Akari glanced at the protein bars, then back to the paper. “What if two things are perfectly identical? What’s the equation for that?”
Her father smiled as he rewrote the equation. Yes, even with a perfect swap, the technique would drain her total mana supply. And a pocket dimension was far from perfect.
“That’s useless in a real fight,” Akari muttered.
“There is a way to boost the efficiency even more, but you’re not ready for that yet.”
“Why not?”
“Because this last part is a secret,” he said. “And secrets can be dangerous.”
“Thought I was gonna be the world’s first spacetime artist?” she countered. “Shouldn’t I know the secret?”
“I’ll make sure you know when you’re ready. In the meantime, this would be an unnecessary burden.”
Akari just shrugged. She’d been protesting on principle, but she honestly didn’t care that much. Like her father said, it would be years until she actually needed a technique like this. “Does that mean I can go train now?”
He nodded as he cleared off the table. “Go train, honey. You did good for today.”
Dream Akari stood up from the table and grabbed her backpack.
Meanwhile Real Akari was practically screaming from the back of her mind. The dream couldn’t end now. It couldn’t. She needed this technique, and her father was the only person who who could teach her. If this failed, she had nothing.
The dream started to fade, just like they always did. With nothing left to lose, Akari stretched out, seizing control of her past self. The dream reacted to her efforts and began pulling apart even faster, like an unraveling blanket.
No. Akari bore down with all her mental might. Back in Creta, she’d been helpless over these dreams, but so much had changed since then. Elend had taught her meditation, and she’d spent weeks training in his pain machine. Irina had helped her face her worst memories, and she’d practiced telepathy with Kalden.

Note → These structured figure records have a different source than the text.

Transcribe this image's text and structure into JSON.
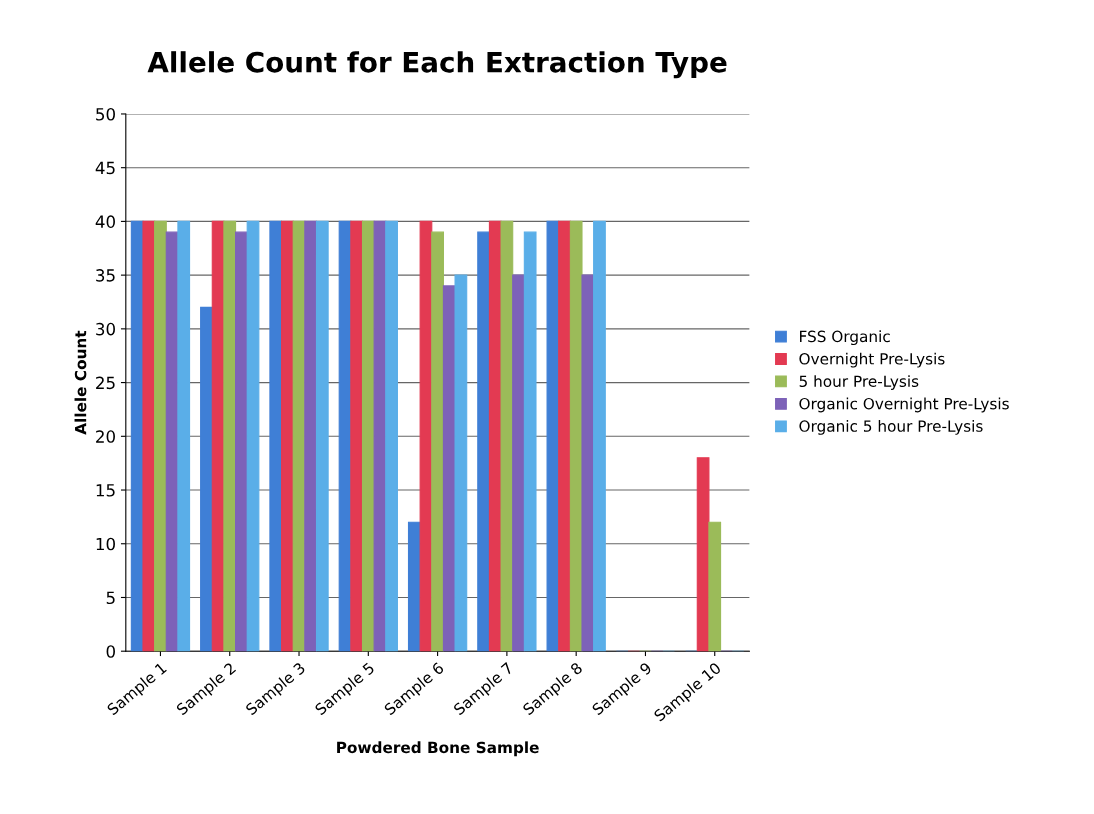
{
  "chart_data": {
    "type": "bar",
    "title": "Allele Count for Each Extraction Type",
    "xlabel": "Powdered Bone Sample",
    "ylabel": "Allele Count",
    "categories": [
      "Sample 1",
      "Sample 2",
      "Sample 3",
      "Sample 5",
      "Sample 6",
      "Sample 7",
      "Sample 8",
      "Sample 9",
      "Sample 10"
    ],
    "series": [
      {
        "name": "FSS Organic",
        "color": "#3f7fd6",
        "values": [
          40,
          32,
          40,
          40,
          12,
          39,
          40,
          0,
          0
        ]
      },
      {
        "name": "Overnight Pre-Lysis",
        "color": "#e33a52",
        "values": [
          40,
          40,
          40,
          40,
          40,
          40,
          40,
          0,
          18
        ]
      },
      {
        "name": "5 hour Pre-Lysis",
        "color": "#9bbb59",
        "values": [
          40,
          40,
          40,
          40,
          39,
          40,
          40,
          0,
          12
        ]
      },
      {
        "name": "Organic Overnight Pre-Lysis",
        "color": "#7d62b8",
        "values": [
          39,
          39,
          40,
          40,
          34,
          35,
          35,
          0,
          0
        ]
      },
      {
        "name": "Organic 5 hour Pre-Lysis",
        "color": "#5aaee8",
        "values": [
          40,
          40,
          40,
          40,
          35,
          39,
          40,
          0,
          0
        ]
      }
    ],
    "ylim": [
      0,
      50
    ],
    "yticks": [
      0,
      5,
      10,
      15,
      20,
      25,
      30,
      35,
      40,
      45,
      50
    ],
    "grid": "y",
    "legend": "right"
  }
}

This dream was hers to control, and she couldn’t let it break.
Akari turned around to face her father, who stood over the stove with the braising pork belly. She closed the distance and drew in a deep breath. “Dad?”
Mazren turned to face her, and something changed in his expression. Before, he’d spoken with a light tone and an easy smile. Now, he grew suddenly serious, and his eyes seemed to see her as she really was. Not the eleven-year-old novice he’d been teaching, but the Apprentice she’d become.

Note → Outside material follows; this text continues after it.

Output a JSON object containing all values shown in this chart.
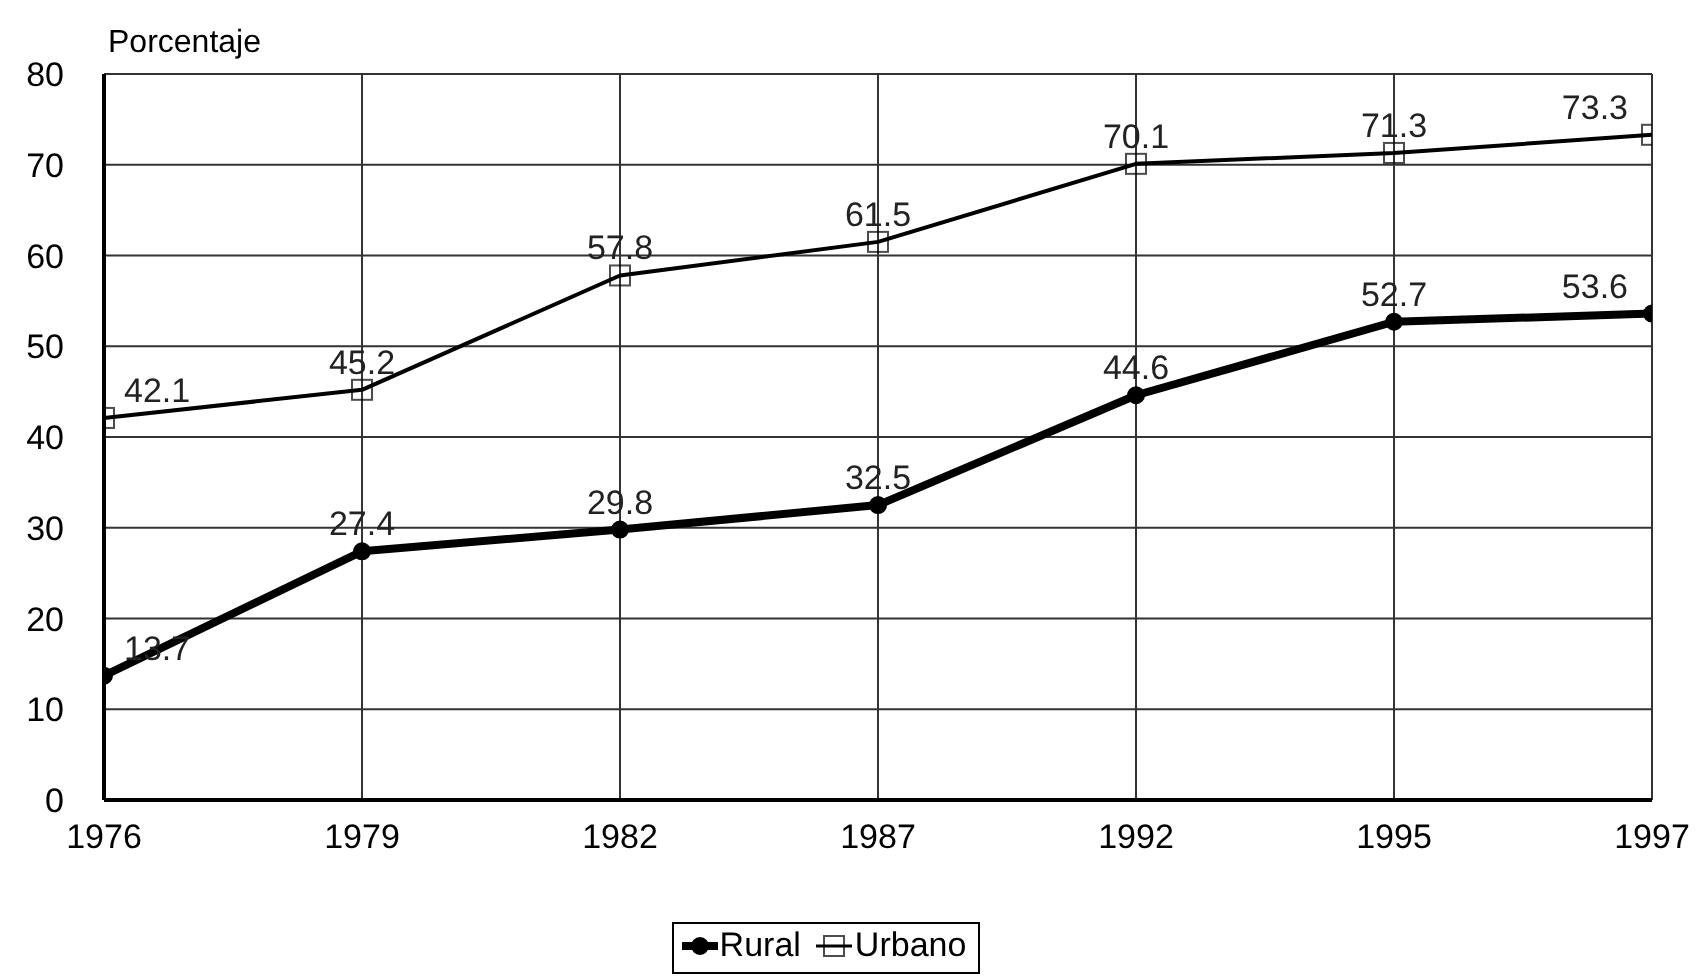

Logically, such an interaction should have broken the dream. Elend’s technique was meant to show her the facts, and this couldn’t possibly be real. Still, she persisted. One moment of doubt could shatter this, whatever it was. She couldn’t let that happen.
“I need to know this technique,” Akari said. “If you don’t tell me now, then we’ll never get another chance.”
Her father studied her for several long seconds, then nodded. “I understand.”
Akari blinked. “You . . . what?”
“Last Haven was attacked, wasn’t it? You, me, and your mother—we all got separated.”
“Well, yeah.” Technically, that wouldn’t happen until two years after this memory, but Akari wasn’t about to correct him. Time travel was impossible, but what if her father had always known this would happen? What if he’d left this memory here for her to find?
Such a thing seemed improbable, but now wasn’t the time for questioning. That would come later when she reviewed this with Kalden.
For now, she swallowed and pressed on. “I’m an Apprentice now. I aspected my mana, and I’m ready for this technique. I need it, and you’re the only one who can help me.”
“I understand,” Mazren repeated. “We’d better get started.”